When choosing the right doctor for you, it is important to consider whether a primary care provider or a specialist is more appropriate. Nebraska Medicine wants to help you find the physician that is right for you to ensure you are receiving the highest quality care in the right setting.
Primary Care Provider
Many insurance plans require you to have a primary care provider. Also, Nebraska Medicine and other leading medical institutions across the country are moving to the Patient-Centered Medical Home Model of care. Under this model, within one appointment your doctor may introduce a pharmacist, dietitian, behavioral health specialist, or a social worker, all of whom work as a team.

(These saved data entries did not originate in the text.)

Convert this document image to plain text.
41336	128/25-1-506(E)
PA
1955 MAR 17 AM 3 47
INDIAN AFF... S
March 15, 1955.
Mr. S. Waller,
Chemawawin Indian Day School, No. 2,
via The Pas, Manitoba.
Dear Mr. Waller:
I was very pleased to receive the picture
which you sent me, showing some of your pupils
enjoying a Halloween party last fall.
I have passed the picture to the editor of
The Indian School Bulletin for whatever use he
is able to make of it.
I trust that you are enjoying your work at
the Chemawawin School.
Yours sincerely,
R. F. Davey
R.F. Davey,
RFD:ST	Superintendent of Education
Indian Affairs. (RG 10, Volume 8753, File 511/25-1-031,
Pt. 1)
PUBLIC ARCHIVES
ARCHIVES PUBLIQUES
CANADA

Your primary care team can help:
- Review and renew your prescription medications
- Review and interpret your lab test results
- Arrange for annual exams, flu shots and other preventative screenings like mammograms and colonoscopies
- See you for non-emergent symptoms of illness
- Affirm a condition you believe you have from talking to other sources (friends, family, online) and recommend evidence-based treatment
- Give you a referral to a specialist
In many cases, conditions like Pain, Ear Infections and Heart Care should be first diagnosed and managed by a primary care provider, then referred to a specialist as appropriate.
Doctors who completed training in family medicine, internal medicine, or geriatrics are all generally considered primary care providers.
- Search for a family medicine provider - family medicine offers continuing, comprehensive health care for the individuals and family, from birth to the elderly. It also encompasses both men and women, each organ system and every disease.
- Search for an internal medicine provider - internal medicine applies scientific knowledge and clinical expertise to the care of adults across the spectrum. They tend to specialize in the management of complex illness.
- Search for a geriatrics provider - geriatrics focuses on health care of elderly people. It aims to promote health by preventing and treating diseases and disabilities in older adults.
Search for a primary care provider
Specialist Physicians
Examples of specialists include various types of surgeons, oncologists and cardiologists. Oftentimes connecting with your primary care provider is the best first step for evaluation and referral onto a specialist as needed. However, there are definitely situations where you should seek specialist care, such as:
- You are seeking a second opinion
- Your primary care provider has encouraged you to seek specialist care
- You have complications or complexities to your condition that your current specialist cannot seem to solve
- You have a rare condition, and you would like to see someone who has more experience caring for people with that condition
Ultimately, when you make an appointment, you will be asked to describe the reason for your visit and the schedulers will help guide you appropriately.